With the hard labor of Yom Kippur over, it’s time for a little backyard R&R, Torah style.
The festival of Sukkot, which began the evening of Sept. 23 and ends Oct. 1, is one of the most welcome and joyful weeks on the Jewish calendar. So much so, it is referred to in some Jewish texts as “Z’man Simchateinu,” the season of our joy.
With the days still warm, the evenings not yet too cold, we gather with friends and family in the sukkah. There we eat, drink, gaze upon the night sky peeping through the palm fronds, and ponder the imponderables of existence. It’s a taste of the good life at a slower, more human pace.
Our cover story this week describes a recent proactive effort to draw a lot more attention to the holiday of Sukkot. The always-inventive think tank for revitalizing Jewish life, Reboot, sponsored a Sukkot initiative unlike any other we can recall.
Dubbed Sukkah City, the project called on architects to re-imagine the sukkah as we’ve always known it. More than 600 entrants from 43 countries submitted designs. Of those, a dozen finalists were selected by a jury of prominent architects to erect their sukkahs in New York City’s Union Square. Among those top 12 was a pair of Oakland architects, Ronald Rael and Virginia San Fratello.
About 17,000 people, Jews and non-Jews, voted for their favorite, and from that tally a winner was chosen.
While we congratulate the finalists, the real winner of this contest was Sukkot, a holiday that still doesn’t fully resonate with all Jews, and remains a veritable mystery to most non-Jews.
Like many Jewish holidays, Sukkot offers a time not only for joy and fellowship, but for reinforcing familiar lessons.
For one, the flimsiness of the sukkah reminds us of the impermanence of life, of the mercurial nature of Jewish history, in which our people experienced exile and wandering more times than we care to count.
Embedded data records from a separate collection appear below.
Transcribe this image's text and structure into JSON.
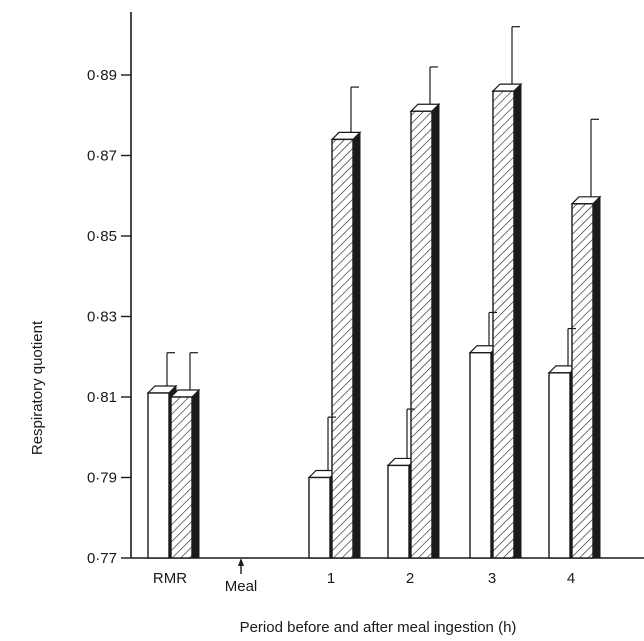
{
  "chart_data": {
    "type": "bar",
    "title": "",
    "xlabel": "Period before and after meal ingestion (h)",
    "ylabel": "Respiratory quotient",
    "ylim": [
      0.77,
      0.9
    ],
    "yticks": [
      0.77,
      0.79,
      0.81,
      0.83,
      0.85,
      0.87,
      0.89
    ],
    "ytick_labels": [
      "0·77",
      "0·79",
      "0·81",
      "0·83",
      "0·85",
      "0·87",
      "0·89"
    ],
    "categories": [
      "RMR",
      "Meal",
      "1",
      "2",
      "3",
      "4"
    ],
    "meal_marker": "Meal",
    "legend": "none",
    "grid": false,
    "series": [
      {
        "pattern": "open",
        "values": [
          0.811,
          null,
          0.79,
          0.793,
          0.821,
          0.816
        ],
        "errors": [
          0.01,
          null,
          0.015,
          0.014,
          0.01,
          0.011
        ]
      },
      {
        "pattern": "hatched",
        "values": [
          0.81,
          null,
          0.874,
          0.881,
          0.886,
          0.858
        ],
        "errors": [
          0.011,
          null,
          0.013,
          0.011,
          0.016,
          0.021
        ]
      }
    ],
    "colors": {
      "ink": "#1a1a1a",
      "fill": "#ffffff"
    }
  }
}
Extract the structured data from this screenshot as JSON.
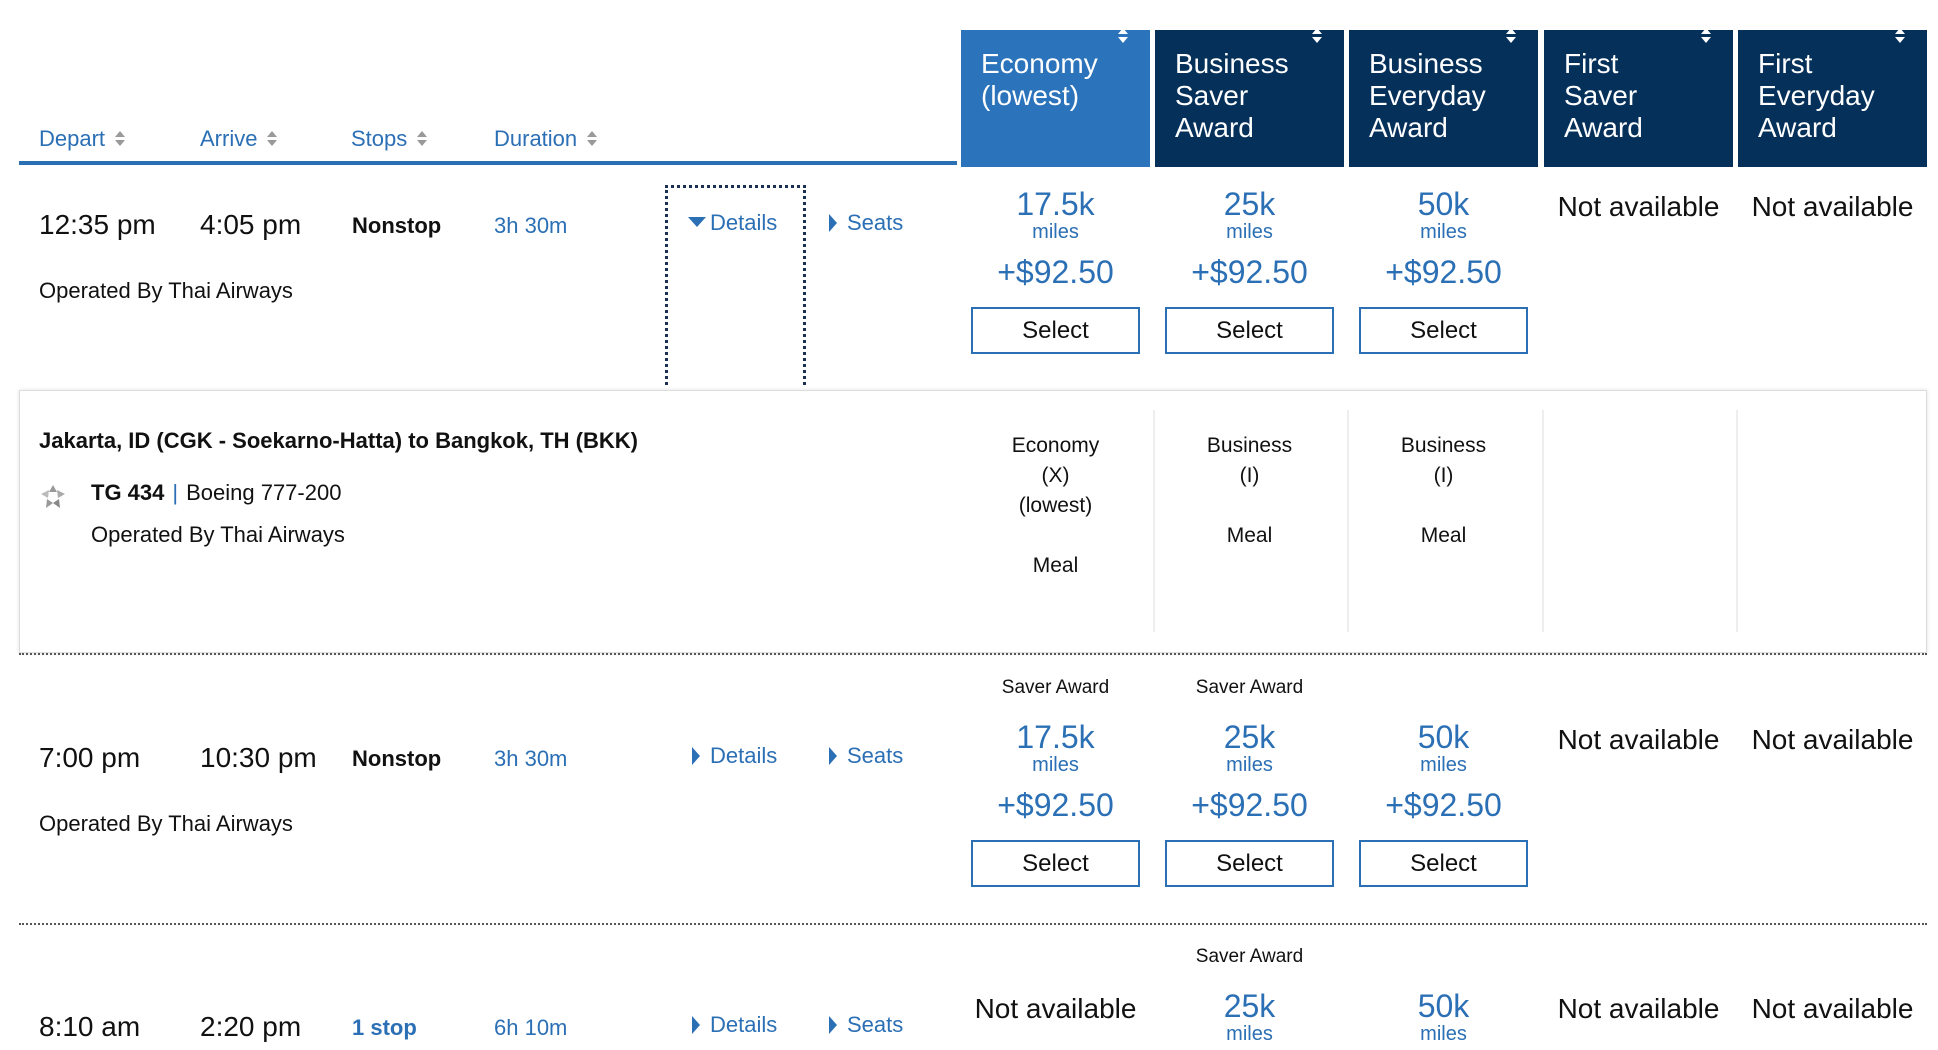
{
  "sort_headers": [
    {
      "label": "Depart"
    },
    {
      "label": "Arrive"
    },
    {
      "label": "Stops"
    },
    {
      "label": "Duration"
    }
  ],
  "fare_columns": [
    {
      "label": "Economy (lowest)",
      "active": true
    },
    {
      "label": "Business Saver Award",
      "active": false
    },
    {
      "label": "Business Everyday Award",
      "active": false
    },
    {
      "label": "First Saver Award",
      "active": false
    },
    {
      "label": "First Everyday Award",
      "active": false
    }
  ],
  "colors": {
    "accent": "#2b6fb5",
    "header_dark": "#05305a",
    "header_active": "#2b73ba"
  },
  "flights": [
    {
      "depart": "12:35 pm",
      "arrive": "4:05 pm",
      "stops": "Nonstop",
      "duration": "3h 30m",
      "operated_by": "Operated By Thai Airways",
      "details_label": "Details",
      "details_expanded": true,
      "seats_label": "Seats",
      "fares": [
        {
          "badge": "",
          "miles": "17.5k",
          "miles_label": "miles",
          "price": "+$92.50",
          "select": "Select"
        },
        {
          "badge": "",
          "miles": "25k",
          "miles_label": "miles",
          "price": "+$92.50",
          "select": "Select"
        },
        {
          "badge": "",
          "miles": "50k",
          "miles_label": "miles",
          "price": "+$92.50",
          "select": "Select"
        },
        {
          "na": "Not available"
        },
        {
          "na": "Not available"
        }
      ]
    },
    {
      "depart": "7:00 pm",
      "arrive": "10:30 pm",
      "stops": "Nonstop",
      "duration": "3h 30m",
      "operated_by": "Operated By Thai Airways",
      "details_label": "Details",
      "details_expanded": false,
      "seats_label": "Seats",
      "fares": [
        {
          "badge": "Saver Award",
          "miles": "17.5k",
          "miles_label": "miles",
          "price": "+$92.50",
          "select": "Select"
        },
        {
          "badge": "Saver Award",
          "miles": "25k",
          "miles_label": "miles",
          "price": "+$92.50",
          "select": "Select"
        },
        {
          "badge": "",
          "miles": "50k",
          "miles_label": "miles",
          "price": "+$92.50",
          "select": "Select"
        },
        {
          "na": "Not available"
        },
        {
          "na": "Not available"
        }
      ]
    },
    {
      "depart": "8:10 am",
      "arrive": "2:20 pm",
      "stops": "1 stop",
      "duration": "6h 10m",
      "operated_by": "",
      "details_label": "Details",
      "details_expanded": false,
      "seats_label": "Seats",
      "fares": [
        {
          "na": "Not available"
        },
        {
          "badge": "Saver Award",
          "miles": "25k",
          "miles_label": "miles"
        },
        {
          "badge": "",
          "miles": "50k",
          "miles_label": "miles"
        },
        {
          "na": "Not available"
        },
        {
          "na": "Not available"
        }
      ]
    }
  ],
  "detail_panel": {
    "route": "Jakarta, ID (CGK - Soekarno-Hatta) to Bangkok, TH (BKK)",
    "flight_number": "TG 434",
    "aircraft": "Boeing 777-200",
    "operated_by": "Operated By Thai Airways",
    "logo_icon": "star-alliance-icon",
    "cabins": [
      {
        "lines": [
          "Economy",
          "(X)",
          "(lowest)",
          "",
          "Meal"
        ]
      },
      {
        "lines": [
          "Business",
          "(I)",
          "",
          "Meal"
        ]
      },
      {
        "lines": [
          "Business",
          "(I)",
          "",
          "Meal"
        ]
      },
      {
        "lines": []
      },
      {
        "lines": []
      }
    ]
  }
}
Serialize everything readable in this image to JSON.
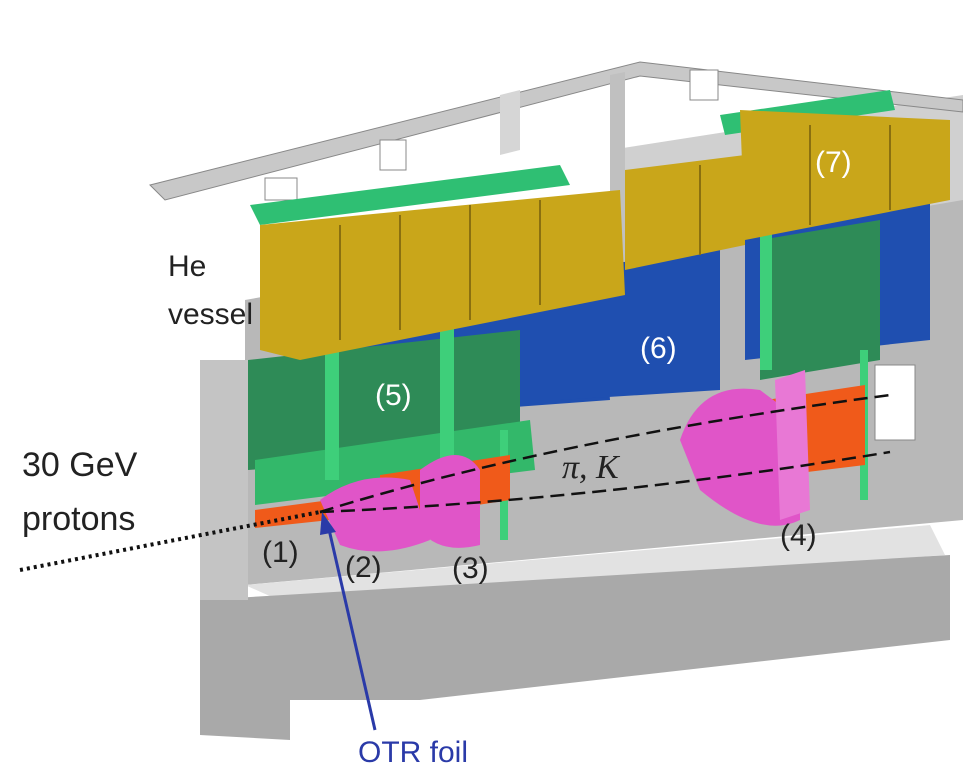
{
  "labels": {
    "he_vessel": [
      "He",
      "vessel"
    ],
    "beam": [
      "30 GeV",
      "protons"
    ],
    "particles": "π, K",
    "otr_foil": "OTR foil",
    "components": [
      "(1)",
      "(2)",
      "(3)",
      "(4)",
      "(5)",
      "(6)",
      "(7)"
    ]
  }
}
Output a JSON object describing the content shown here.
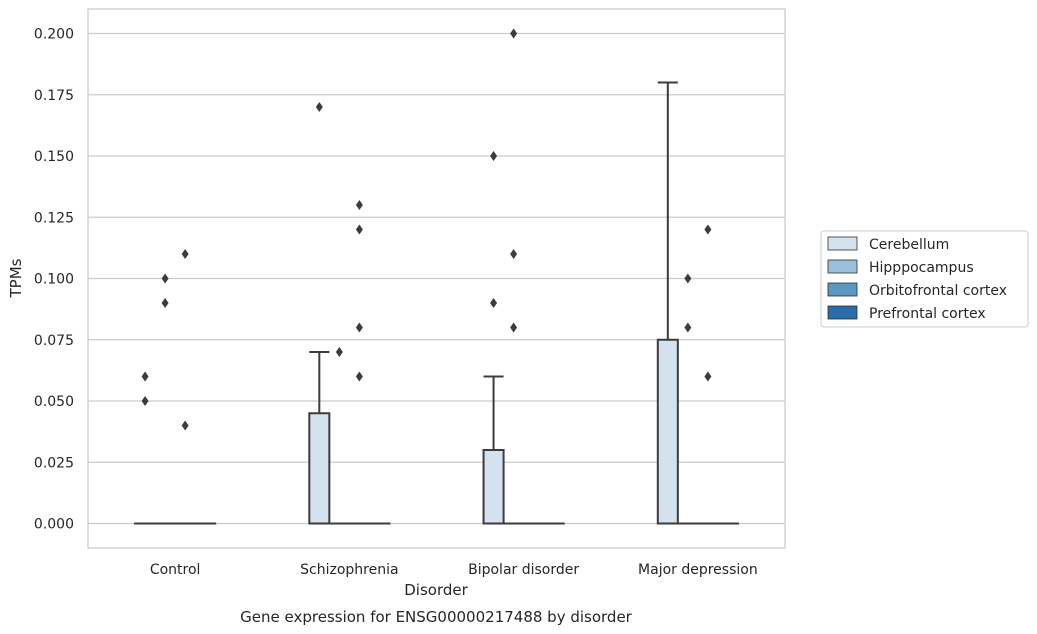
{
  "chart_data": {
    "type": "box",
    "caption": "Gene expression for ENSG00000217488 by disorder",
    "xlabel": "Disorder",
    "ylabel": "TPMs",
    "ylim": [
      -0.01,
      0.21
    ],
    "yticks": [
      "0.000",
      "0.025",
      "0.050",
      "0.075",
      "0.100",
      "0.125",
      "0.150",
      "0.175",
      "0.200"
    ],
    "grid": true,
    "legend_position": "right",
    "categories": [
      "Control",
      "Schizophrenia",
      "Bipolar disorder",
      "Major depression"
    ],
    "series": [
      {
        "name": "Cerebellum",
        "color": "#d4e2f0",
        "boxes": [
          {
            "category": "Control",
            "q1": 0,
            "median": 0,
            "q3": 0,
            "whisker_low": 0,
            "whisker_high": 0,
            "outliers": [
              0.05,
              0.06
            ]
          },
          {
            "category": "Schizophrenia",
            "q1": 0,
            "median": 0,
            "q3": 0.045,
            "whisker_low": 0,
            "whisker_high": 0.07,
            "outliers": [
              0.17
            ]
          },
          {
            "category": "Bipolar disorder",
            "q1": 0,
            "median": 0,
            "q3": 0.03,
            "whisker_low": 0,
            "whisker_high": 0.06,
            "outliers": [
              0.09,
              0.15
            ]
          },
          {
            "category": "Major depression",
            "q1": 0,
            "median": 0,
            "q3": 0.075,
            "whisker_low": 0,
            "whisker_high": 0.18,
            "outliers": []
          }
        ]
      },
      {
        "name": "Hipppocampus",
        "color": "#9ac0db",
        "boxes": [
          {
            "category": "Control",
            "q1": 0,
            "median": 0,
            "q3": 0,
            "whisker_low": 0,
            "whisker_high": 0,
            "outliers": [
              0.09,
              0.1
            ]
          },
          {
            "category": "Schizophrenia",
            "q1": 0,
            "median": 0,
            "q3": 0,
            "whisker_low": 0,
            "whisker_high": 0,
            "outliers": [
              0.07
            ]
          },
          {
            "category": "Bipolar disorder",
            "q1": 0,
            "median": 0,
            "q3": 0,
            "whisker_low": 0,
            "whisker_high": 0,
            "outliers": [
              0.08,
              0.11,
              0.2
            ]
          },
          {
            "category": "Major depression",
            "q1": 0,
            "median": 0,
            "q3": 0,
            "whisker_low": 0,
            "whisker_high": 0,
            "outliers": [
              0.08,
              0.1
            ]
          }
        ]
      },
      {
        "name": "Orbitofrontal cortex",
        "color": "#5c98c4",
        "boxes": [
          {
            "category": "Control",
            "q1": 0,
            "median": 0,
            "q3": 0,
            "whisker_low": 0,
            "whisker_high": 0,
            "outliers": [
              0.04,
              0.11
            ]
          },
          {
            "category": "Schizophrenia",
            "q1": 0,
            "median": 0,
            "q3": 0,
            "whisker_low": 0,
            "whisker_high": 0,
            "outliers": [
              0.06,
              0.08,
              0.12,
              0.13
            ]
          },
          {
            "category": "Bipolar disorder",
            "q1": 0,
            "median": 0,
            "q3": 0,
            "whisker_low": 0,
            "whisker_high": 0,
            "outliers": []
          },
          {
            "category": "Major depression",
            "q1": 0,
            "median": 0,
            "q3": 0,
            "whisker_low": 0,
            "whisker_high": 0,
            "outliers": [
              0.06,
              0.12
            ]
          }
        ]
      },
      {
        "name": "Prefrontal cortex",
        "color": "#2a6ca8",
        "boxes": [
          {
            "category": "Control",
            "q1": 0,
            "median": 0,
            "q3": 0,
            "whisker_low": 0,
            "whisker_high": 0,
            "outliers": []
          },
          {
            "category": "Schizophrenia",
            "q1": 0,
            "median": 0,
            "q3": 0,
            "whisker_low": 0,
            "whisker_high": 0,
            "outliers": []
          },
          {
            "category": "Bipolar disorder",
            "q1": 0,
            "median": 0,
            "q3": 0,
            "whisker_low": 0,
            "whisker_high": 0,
            "outliers": []
          },
          {
            "category": "Major depression",
            "q1": 0,
            "median": 0,
            "q3": 0,
            "whisker_low": 0,
            "whisker_high": 0,
            "outliers": []
          }
        ]
      }
    ]
  }
}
For another, let’s not forget another key feature of this harvest celebration: the lulav and etrog, and the waving of the four species in all directions, symbolizing God’s presence everywhere.
There’s something timelessly Jewish about incorporating artifacts of nature into our observance. We never let ourselves forget the earth from which we spring.
Finally, Sukkot is immediately followed by the holiday of Simchat Torah, when we read the last word of the Torah, then do a fast rewind back to the beginning. Like nature’s cycles, our spiritual cycle begins anew.
It’s all part of the Jewish way to bring us back to our quiet essence.
We wish our readers chag sameach, a joyous Sukkot.